House rule articles contain a short intro, a rambling section on how to come up with a solution to a problem called “Cooking It up“, just the plain rules in a section called “The Finished Dish” and some musings about what else you could do with that in the final section: The Leftovers“.
One of the things from 3rd Edition Revised I’ve been missing is the use of half-points for skills with little training. It was an easy way to give a character some background colour without making them spend too many points. Of course, that turned out to be the crux of the problem. In 3rd Edition spending half a point on a skill gave you a skill level of -1 below what you got for spending a whole point.

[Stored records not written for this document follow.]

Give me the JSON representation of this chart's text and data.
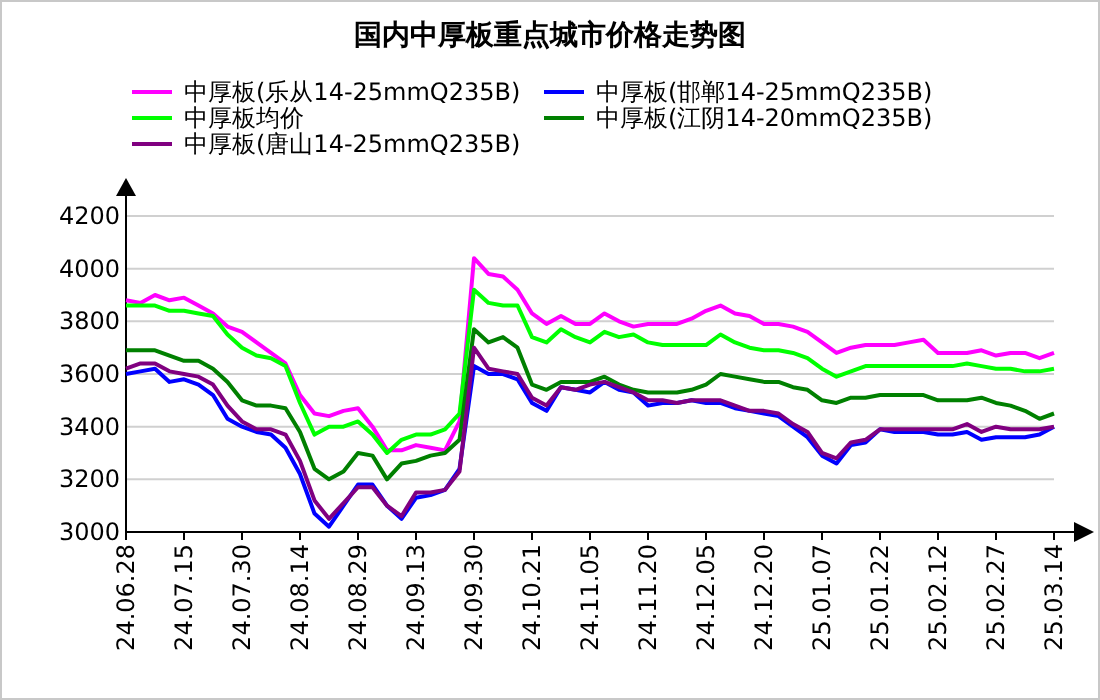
{
  "chart_data": {
    "type": "line",
    "title": "国内中厚板重点城市价格走势图",
    "legend": "top",
    "grid": "y",
    "marker": "none",
    "line_style": "solid",
    "categories": [
      "24.06.28",
      null,
      null,
      null,
      "24.07.15",
      null,
      null,
      null,
      "24.07.30",
      null,
      null,
      null,
      "24.08.14",
      null,
      null,
      null,
      "24.08.29",
      null,
      null,
      null,
      "24.09.13",
      null,
      null,
      null,
      "24.09.30",
      null,
      null,
      null,
      "24.10.21",
      null,
      null,
      null,
      "24.11.05",
      null,
      null,
      null,
      "24.11.20",
      null,
      null,
      null,
      "24.12.05",
      null,
      null,
      null,
      "24.12.20",
      null,
      null,
      null,
      "25.01.07",
      null,
      null,
      null,
      "25.01.22",
      null,
      null,
      null,
      "25.02.12",
      null,
      null,
      null,
      "25.02.27",
      null,
      null,
      null,
      "25.03.14"
    ],
    "ylim": [
      3000,
      4200
    ],
    "yticks": [
      3000,
      3200,
      3400,
      3600,
      3800,
      4000,
      4200
    ],
    "series": [
      {
        "name": "中厚板(乐从14-25mmQ235B)",
        "color": "#ff00ff",
        "values": [
          3880,
          3870,
          3900,
          3880,
          3890,
          3860,
          3830,
          3780,
          3760,
          3720,
          3680,
          3640,
          3520,
          3450,
          3440,
          3460,
          3470,
          3400,
          3310,
          3310,
          3330,
          3320,
          3310,
          3420,
          4040,
          3980,
          3970,
          3920,
          3830,
          3790,
          3820,
          3790,
          3790,
          3830,
          3800,
          3780,
          3790,
          3790,
          3790,
          3810,
          3840,
          3860,
          3830,
          3820,
          3790,
          3790,
          3780,
          3760,
          3720,
          3680,
          3700,
          3710,
          3710,
          3710,
          3720,
          3730,
          3680,
          3680,
          3680,
          3690,
          3670,
          3680,
          3680,
          3660,
          3680
        ]
      },
      {
        "name": "中厚板(邯郸14-25mmQ235B)",
        "color": "#0000ff",
        "values": [
          3600,
          3610,
          3620,
          3570,
          3580,
          3560,
          3520,
          3430,
          3400,
          3380,
          3370,
          3320,
          3220,
          3070,
          3020,
          3100,
          3180,
          3180,
          3100,
          3050,
          3130,
          3140,
          3160,
          3240,
          3630,
          3600,
          3600,
          3580,
          3490,
          3460,
          3550,
          3540,
          3530,
          3570,
          3540,
          3530,
          3480,
          3490,
          3490,
          3500,
          3490,
          3490,
          3470,
          3460,
          3450,
          3440,
          3400,
          3360,
          3290,
          3260,
          3330,
          3340,
          3390,
          3380,
          3380,
          3380,
          3370,
          3370,
          3380,
          3350,
          3360,
          3360,
          3360,
          3370,
          3400
        ]
      },
      {
        "name": "中厚板均价",
        "color": "#00ff00",
        "values": [
          3860,
          3860,
          3860,
          3840,
          3840,
          3830,
          3820,
          3750,
          3700,
          3670,
          3660,
          3630,
          3490,
          3370,
          3400,
          3400,
          3420,
          3370,
          3300,
          3350,
          3370,
          3370,
          3390,
          3450,
          3920,
          3870,
          3860,
          3860,
          3740,
          3720,
          3770,
          3740,
          3720,
          3760,
          3740,
          3750,
          3720,
          3710,
          3710,
          3710,
          3710,
          3750,
          3720,
          3700,
          3690,
          3690,
          3680,
          3660,
          3620,
          3590,
          3610,
          3630,
          3630,
          3630,
          3630,
          3630,
          3630,
          3630,
          3640,
          3630,
          3620,
          3620,
          3610,
          3610,
          3620
        ]
      },
      {
        "name": "中厚板(江阴14-20mmQ235B)",
        "color": "#008000",
        "values": [
          3690,
          3690,
          3690,
          3670,
          3650,
          3650,
          3620,
          3570,
          3500,
          3480,
          3480,
          3470,
          3380,
          3240,
          3200,
          3230,
          3300,
          3290,
          3200,
          3260,
          3270,
          3290,
          3300,
          3350,
          3770,
          3720,
          3740,
          3700,
          3560,
          3540,
          3570,
          3570,
          3570,
          3590,
          3560,
          3540,
          3530,
          3530,
          3530,
          3540,
          3560,
          3600,
          3590,
          3580,
          3570,
          3570,
          3550,
          3540,
          3500,
          3490,
          3510,
          3510,
          3520,
          3520,
          3520,
          3520,
          3500,
          3500,
          3500,
          3510,
          3490,
          3480,
          3460,
          3430,
          3450
        ]
      },
      {
        "name": "中厚板(唐山14-25mmQ235B)",
        "color": "#800080",
        "values": [
          3620,
          3640,
          3640,
          3610,
          3600,
          3590,
          3560,
          3480,
          3420,
          3390,
          3390,
          3370,
          3270,
          3120,
          3050,
          3110,
          3170,
          3170,
          3100,
          3060,
          3150,
          3150,
          3160,
          3230,
          3700,
          3620,
          3610,
          3600,
          3510,
          3480,
          3550,
          3540,
          3560,
          3570,
          3550,
          3530,
          3500,
          3500,
          3490,
          3500,
          3500,
          3500,
          3480,
          3460,
          3460,
          3450,
          3410,
          3380,
          3300,
          3280,
          3340,
          3350,
          3390,
          3390,
          3390,
          3390,
          3390,
          3390,
          3410,
          3380,
          3400,
          3390,
          3390,
          3390,
          3400
        ]
      }
    ]
  }
}
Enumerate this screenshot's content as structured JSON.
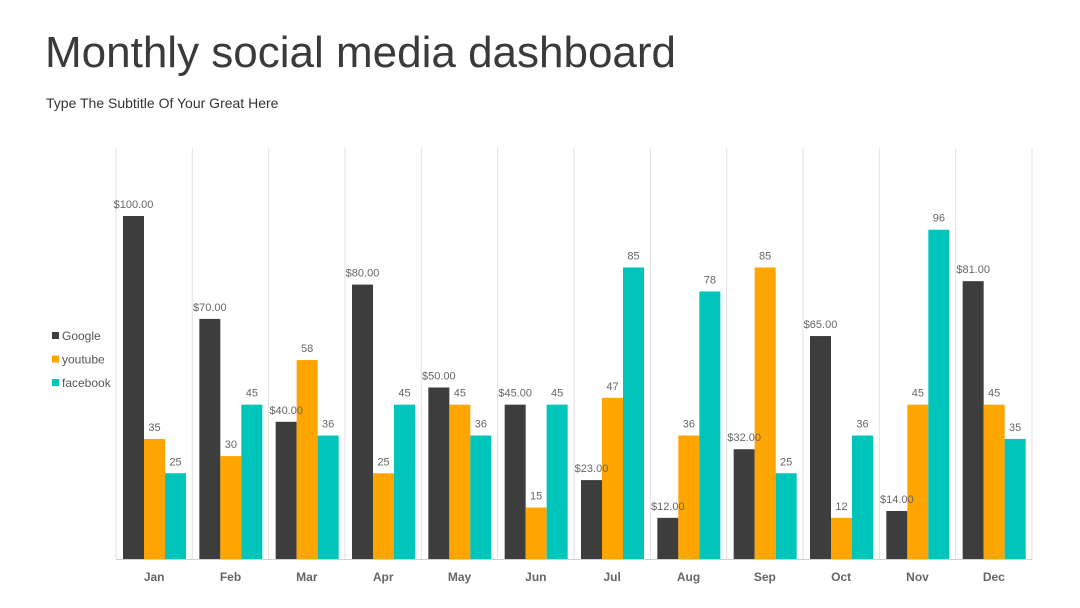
{
  "header": {
    "title": "Monthly social media dashboard",
    "subtitle": "Type The Subtitle Of Your Great Here"
  },
  "chart_data": {
    "type": "bar",
    "categories": [
      "Jan",
      "Feb",
      "Mar",
      "Apr",
      "May",
      "Jun",
      "Jul",
      "Aug",
      "Sep",
      "Oct",
      "Nov",
      "Dec"
    ],
    "series": [
      {
        "name": "Google",
        "color": "#3d3d3d",
        "values": [
          100,
          70,
          40,
          80,
          50,
          45,
          23,
          12,
          32,
          65,
          14,
          81
        ],
        "labels": [
          "$100.00",
          "$70.00",
          "$40.00",
          "$80.00",
          "$50.00",
          "$45.00",
          "$23.00",
          "$12.00",
          "$32.00",
          "$65.00",
          "$14.00",
          "$81.00"
        ]
      },
      {
        "name": "youtube",
        "color": "#ffa500",
        "values": [
          35,
          30,
          58,
          25,
          45,
          15,
          47,
          36,
          85,
          12,
          45,
          45
        ],
        "labels": [
          "35",
          "30",
          "58",
          "25",
          "45",
          "15",
          "47",
          "36",
          "85",
          "12",
          "45",
          "45"
        ]
      },
      {
        "name": "facebook",
        "color": "#00c5bb",
        "values": [
          25,
          45,
          36,
          45,
          36,
          45,
          85,
          78,
          25,
          36,
          96,
          35
        ],
        "labels": [
          "25",
          "45",
          "36",
          "45",
          "36",
          "45",
          "85",
          "78",
          "25",
          "36",
          "96",
          "35"
        ]
      }
    ],
    "ylim": [
      0,
      120
    ],
    "grid": "vertical",
    "legend": "left"
  }
}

That worked fine for a regular-guys range of attributes, but it quickly broke down for mages and martial artists – the former especially spent only 0.5 points on each of their hard spells and 1 point on their very hard ones. In short abolishing the half-point was better than keeping it unchanged.
Cooking it up
This section contains my thoughts on the matter at hand. It may be a bit rambling. Look at the next section if you just want the rules.
Now, in 4th Edition we have the Dabbler perk, which seems to offer a good way out of problems like that. I don’t like it for several reasons:
- You basically need two or more skills you want to be slightly proficient in and whatever level you choose in one affects what level you can choose in the others. In practice it’s a bit messy. Do you write the skills and their levels with the perk or do you write them in your skill list with a special note? What happens if you learn one of the skills for real?
- The maths is based not skill level as when learning a skill, but on default attribute level. That makes for weird cases like having a level of attribute-4 in Mathematics (a hard skill) as costly as having it in Physics (a very hard skill). That may be more of a problem of the defaults, but that’s how it works out in play.
- That brings us to the worst offender so far: it’s darn cheap. The typical IQ 15-mage can get the classics Diplomacy, Mathematics, Naturalist and Tactics all at skill level 11 for a single point.
Sure, you need to sacrifice a general perk slot, but I haven’t ever run afoul of that limit in 100-point and higher campaigns – in lower-point campaigns dabbler doesn’t do much anyway. It doesn’t count as a studied skill, but that’s the only drawback. - That drawback makes sense game-mechanically, but not story-wise. What does dabbler represent if not superficial learning?
Now, an easy solution is to reintroduce the half-point, but keep it at steady -2 to skill below the 1-point level. The mage in the example above would pay two points for his four skills. There would be no incentive to use dabbler for very hard skills with defaults of -6. Skills could still be listed in the regular skill section with a cost of 0.5. They could be used as defaults and so on. In order to prevent abuse they cannot be used to fulfil prerequisites.
The Finished Dish
This section gives the plain and simple houserules that can be used without further ado.
Skills can be bought for 0.5 points. That gives you a skill level of -2 compared to what 1 point in a skill gets you (e.g. attribute -4 for a hard skill). That skill is normal in every other regard. The rule for prerequisite skills is unchanged. You need at least a whole point in a skill for it to count as a prerequisite.
The GM is free to set a limit on the number of half-point skills a character can have if they feel the rule invites abuse. That may be a hard cap on the number of these skills – preferably an even one – or restricting them to mundane skills and requiring a one point minimum in esoteric skills, cinematic ones and spells.
The Leftovers
This section contains further musings on the topic that might be codified at some later point.
If half-points get out of hand in your campaign, insist that character’s have to spend the other half point, once they have used a skill often enough to justify some increase in proficiency.
Half-points could also be used for determining the final cost of abilities. This would often prevent the common problem of having a low point advantage with a low-point, but non-trivial limitation. It would however make it necessary to recalculate all the official abilities and templates. But for those using multiplicative modifiers that work has to be done anyway.
Another option would be spending half-points to turn a marginal failure by one into a success. Sure, it’s pricey compared to turning any failure into a success, but if you don’t need to succeed by more than 0 you might as well save that half-point.
Also giving out half-points (or even quarter-points) is a good way to reward clever players or moving role-playing without inflating points in essentially realistic campaigns. If the players get three points a sessions adding one whole point is a big deal. If you just give half a point extra it’s perfectly justifiable.
Or you might use half-points to give smoother progression of technique levels.